No Peace Without Justice calls for an urgent response to the human rights violations occurring in the context of the demonstrations in Colombia. We call on the Colombian authorities to guarantee the right to freedom of assembly and peaceful protest. We adhere to what has been said by Amnesty International and other organisations that the government should not criminalise the demonstrations in any way. Every person has the right to protest and participate in the political life of his or her country. We stress that political participation and freedom of expression are essential to democracy and condemn any use of violence during demonstrations. 

We highlight that the excessive use of force by the police in demonstrations in Colombia was also observed and denounced in the previous years, as seen in a report (available in Spanish) compiled by Temblores. The widespread abuses by the police during peaceful demonstrations in 2019 led a group of people, civil society organisations, human rights defenders, students, journalists, teachers, and victims to elevate the cases to the Supreme Court of Justice of Colombia, demanding the protection of the right to freedom of assembly, expression, and press. In September 2020, the Court ordered that the fundamental right to protest be guaranteed through different actions at the State level. Not a year later, the government is critically failing to follow the orders of the Court, as denounced by Cerosetenta. We consider this failure of the government and the actions of the Colombian armed and security forces to constitute a threat to democracy, the rule of law and human rights. 

In light of these events, WOLA  has called on the US administration to ensure that all assistance provided to Colombia’s ESMAD – the country’s anti-riots special forces – be assessed according to the latter´s respect for human rights, following obligations under the Leahy Law.

Events in Colombia have also raised several criticisms not only due to the excessive use of force by armed and security forces against protesters- resulting in the loss of life and significant injuries among the latter – but also of the impact that these past weeks have had on the country’s institutions. In this regard, declarations by some high-level officials have signaled a concerning perception that institutions designed to protect rights and freedoms have failed to rise to the occasion and comply with their mandate of holding state officials accountable to their constitutional role and oath. This also includes questions against their own Ombudsman, who has been the object of criticisms due to his initial silence over the course of key events.  In a country where even throughout the harshest period of the armed conflict, civilians were able to rely on the independence of autonomous governmental bodies, the silence and complicity of some of the country’s agencies throughout the events of the past weeks have left a sense of despair and abandonment among Colombians.

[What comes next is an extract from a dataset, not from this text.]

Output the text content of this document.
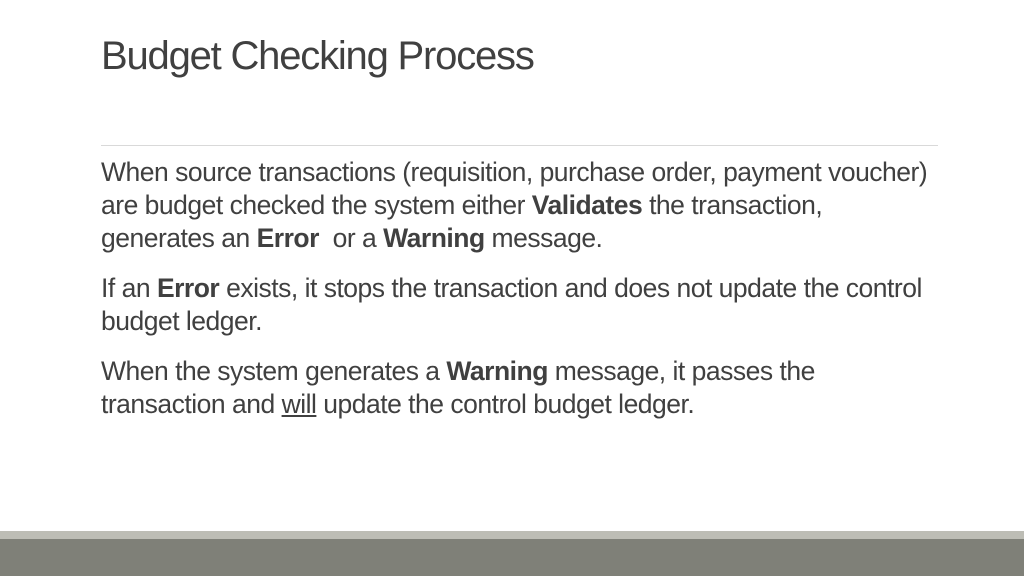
Budget Checking Process

When source transactions (requisition, purchase order, payment voucher) are budget checked the system either Validates the transaction, generates an Error  or a Warning message.

If an Error exists, it stops the transaction and does not update the control budget ledger.

When the system generates a Warning message, it passes the transaction and will update the control budget ledger.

In the face of the ongoing unrest, we call on the government of President Duque to take all steps necessary to de-escalate tensions in the streets; ensure that police and armed forces comply with the rules of use of force; respect the right to peaceful protest; and cease immediately all acts amounting to human rights violations. We also call on the government to ensure that citizens acting in their private capacity immediately halt from using force- including lethal force – against protesters. Furthermore, we urge all relevant entities to carry out independent investigations in order to bring perpetrators of human rights violations to justice. Lastly, we remind all actors in the street that all protests must be carried out in a non-violent way.